Actually, we have a bit more than 25 minutes (or days) to go until election day, but nobody can be doubting that Denmark for all practical purposes has entered the final stage of the 2007-2011 parliamentary term and that both opposition and government is in campaign mode.
So, when will the election be called. Christianborgologists have noted that the PM has cancelled his trip to Greenland on August 23 when the Finance Minister will be presenting the government’s 2012 budget proposal. A likely day to call an election for September 20. In any event, I will – for once – not be complaining about media trying to predict the date, but just note that the PM and the leader of the Conservative Party are the only people who know anything for certain. So Lars Løkke Rasmussen can delay the election until November if he pleases.
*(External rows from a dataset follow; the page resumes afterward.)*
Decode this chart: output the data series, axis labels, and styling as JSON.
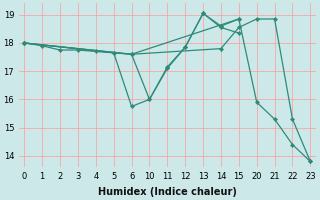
{
  "xlabel": "Humidex (Indice chaleur)",
  "bg_color": "#cce8e8",
  "grid_color": "#ff9999",
  "line_color": "#2e8b7a",
  "xtick_labels": [
    "0",
    "1",
    "2",
    "3",
    "4",
    "5",
    "6",
    "10",
    "11",
    "12",
    "13",
    "14",
    "15",
    "20",
    "21",
    "22",
    "23"
  ],
  "xtick_pos": [
    0,
    1,
    2,
    3,
    4,
    5,
    6,
    7,
    8,
    9,
    10,
    11,
    12,
    13,
    14,
    15,
    16
  ],
  "yticks": [
    14,
    15,
    16,
    17,
    18,
    19
  ],
  "xlim": [
    -0.3,
    16.3
  ],
  "ylim": [
    13.6,
    19.4
  ],
  "series": [
    {
      "xpos": [
        0,
        1,
        2,
        3,
        4,
        5,
        6,
        7,
        8,
        9,
        10,
        11,
        12,
        13,
        14,
        15,
        16
      ],
      "y": [
        18,
        17.9,
        17.75,
        17.75,
        17.7,
        17.65,
        17.6,
        16.0,
        17.1,
        17.85,
        19.05,
        18.6,
        18.85,
        15.9,
        15.3,
        14.4,
        13.8
      ]
    },
    {
      "xpos": [
        0,
        6,
        11,
        12,
        13,
        14,
        15,
        16
      ],
      "y": [
        18,
        17.6,
        17.8,
        18.55,
        18.85,
        18.85,
        15.3,
        13.8
      ]
    },
    {
      "xpos": [
        0,
        5,
        6,
        7,
        8,
        9,
        10,
        11,
        12
      ],
      "y": [
        18,
        17.65,
        15.75,
        16.0,
        17.15,
        17.85,
        19.05,
        18.55,
        18.35
      ]
    },
    {
      "xpos": [
        0,
        6,
        12
      ],
      "y": [
        18,
        17.6,
        18.85
      ]
    }
  ]
}
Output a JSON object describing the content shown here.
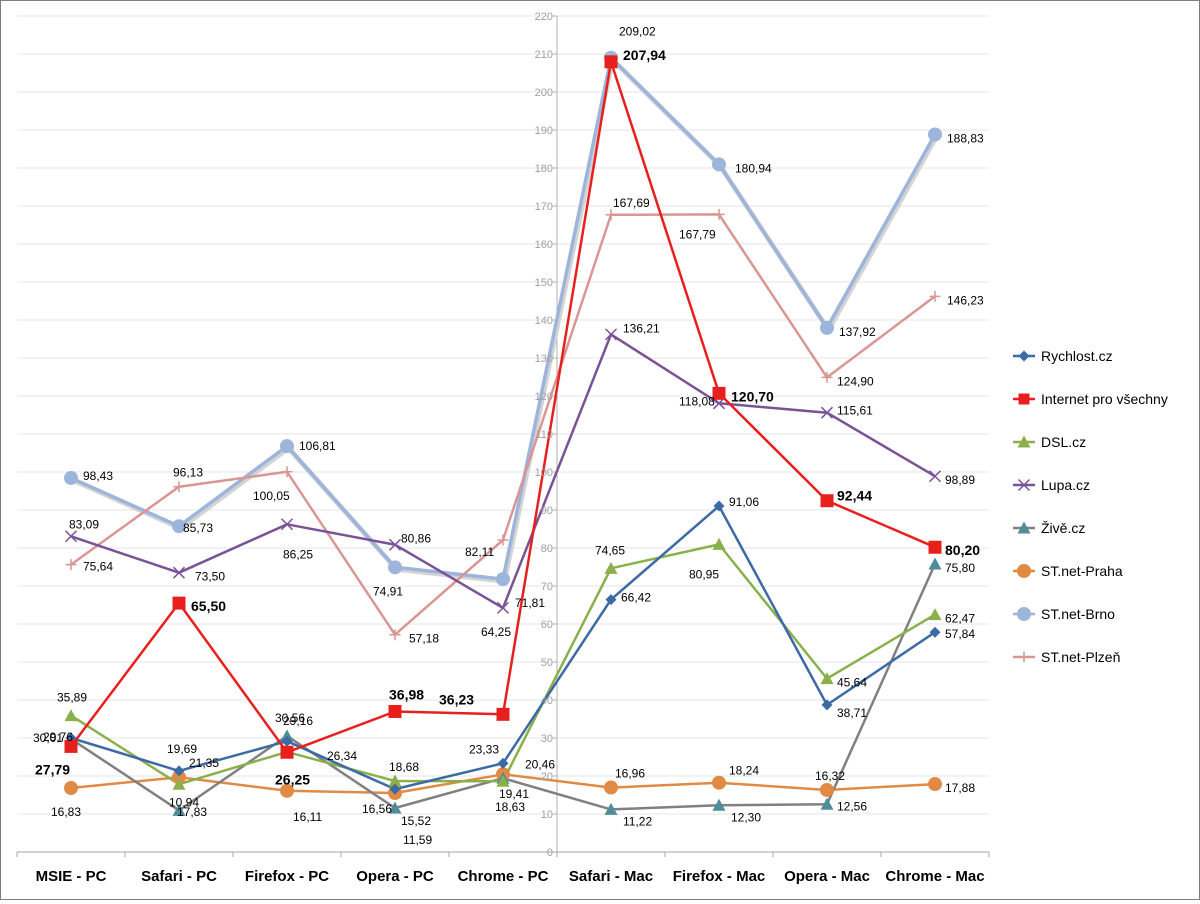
{
  "chart_data": {
    "type": "line",
    "title": "",
    "xlabel": "",
    "ylabel": "",
    "ylim": [
      0,
      220
    ],
    "ytick_step": 10,
    "grid": true,
    "legend_position": "right",
    "categories": [
      "MSIE - PC",
      "Safari - PC",
      "Firefox - PC",
      "Opera - PC",
      "Chrome - PC",
      "Safari - Mac",
      "Firefox - Mac",
      "Opera - Mac",
      "Chrome - Mac"
    ],
    "series": [
      {
        "name": "Rychlost.cz",
        "color": "#3c6aa5",
        "marker": "diamond",
        "values": [
          30.01,
          21.35,
          29.16,
          16.56,
          23.33,
          66.42,
          91.06,
          38.71,
          57.84
        ],
        "labels": [
          "30,01",
          "21,35",
          "29,16",
          "16,56",
          "23,33",
          "66,42",
          "91,06",
          "38,71",
          "57,84"
        ]
      },
      {
        "name": "Internet pro všechny",
        "color": "#e8201d",
        "marker": "square",
        "bold": true,
        "values": [
          27.79,
          65.5,
          26.25,
          36.98,
          36.23,
          207.94,
          120.7,
          92.44,
          80.2
        ],
        "labels": [
          "27,79",
          "65,50",
          "26,25",
          "36,98",
          "36,23",
          "207,94",
          "120,70",
          "92,44",
          "80,20"
        ]
      },
      {
        "name": "DSL.cz",
        "color": "#8ab04c",
        "marker": "triangle",
        "values": [
          35.89,
          17.83,
          26.34,
          18.68,
          18.63,
          74.65,
          80.95,
          45.64,
          62.47
        ],
        "labels": [
          "35,89",
          "17,83",
          "26,34",
          "18,68",
          "18,63",
          "74,65",
          "80,95",
          "45,64",
          "62,47"
        ]
      },
      {
        "name": "Lupa.cz",
        "color": "#7a5296",
        "marker": "x",
        "values": [
          83.09,
          73.5,
          86.25,
          80.86,
          64.25,
          136.21,
          118.08,
          115.61,
          98.89
        ],
        "labels": [
          "83,09",
          "73,50",
          "86,25",
          "80,86",
          "64,25",
          "136,21",
          "118,08",
          "115,61",
          "98,89"
        ]
      },
      {
        "name": "Živě.cz",
        "color": "#808080",
        "marker": "triangle-teal",
        "values": [
          29.76,
          10.94,
          30.56,
          11.59,
          19.41,
          11.22,
          12.3,
          12.56,
          75.8
        ],
        "labels": [
          "29,76",
          "10,94",
          "30,56",
          "11,59",
          "19,41",
          "11,22",
          "12,30",
          "12,56",
          "75,80"
        ]
      },
      {
        "name": "ST.net-Praha",
        "color": "#e08a44",
        "marker": "circle",
        "values": [
          16.83,
          19.69,
          16.11,
          15.52,
          20.46,
          16.96,
          18.24,
          16.32,
          17.88
        ],
        "labels": [
          "16,83",
          "19,69",
          "16,11",
          "15,52",
          "20,46",
          "16,96",
          "18,24",
          "16,32",
          "17,88"
        ]
      },
      {
        "name": "ST.net-Brno",
        "color": "#9db5da",
        "marker": "circle",
        "values": [
          98.43,
          85.73,
          106.81,
          74.91,
          71.81,
          209.02,
          180.94,
          137.92,
          188.83
        ],
        "labels": [
          "98,43",
          "85,73",
          "106,81",
          "74,91",
          "71,81",
          "209,02",
          "180,94",
          "137,92",
          "188,83"
        ]
      },
      {
        "name": "ST.net-Plzeň",
        "color": "#d99694",
        "marker": "plus",
        "values": [
          75.64,
          96.13,
          100.05,
          57.18,
          82.11,
          167.69,
          167.79,
          124.9,
          146.23
        ],
        "labels": [
          "75,64",
          "96,13",
          "100,05",
          "57,18",
          "82,11",
          "167,69",
          "167,79",
          "124,90",
          "146,23"
        ]
      }
    ]
  }
}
With regard to the Liberal Party’s campaign against the S-SF plan, we could note that negative campaigning is part of every election campaign. My colleague Christian Elmelund-Præstekjær has published research about this in European Journal of Political Research
This article supplements and further develops the almost exclusively American literature on the determinants of negative campaigning by analyzing the tone of the Danish parties’ election campaigns. It concludes that proximity to governmental power matters, as oppositional parties are more negative than incumbents. This is comparable to the American experiences. The prospect of electoral failure, however, does not affect the tone the same way as poor poll standings do in the US. Moreover, it is suggested that future studies of negativity might consider how different party organizations affect the campaign tone; at least this study finds indications that parties with large proportions of party identifiers are slightly more negative than other parties. Finally, it is found that parties campaign differently in different channels of communication; that is, they are generally more negative in channels that allow direct interaction among politicians. This finding poses the question whether some channels are better empirical sources for studies of negativity than others, which is addressed in the closing section of the article.
That the Liberals would choose economic policy as a main topic was a no-brainer, that the execution would be so clumsy was rather surprising.
And with this, election-blogging is kicked off. You have been warned.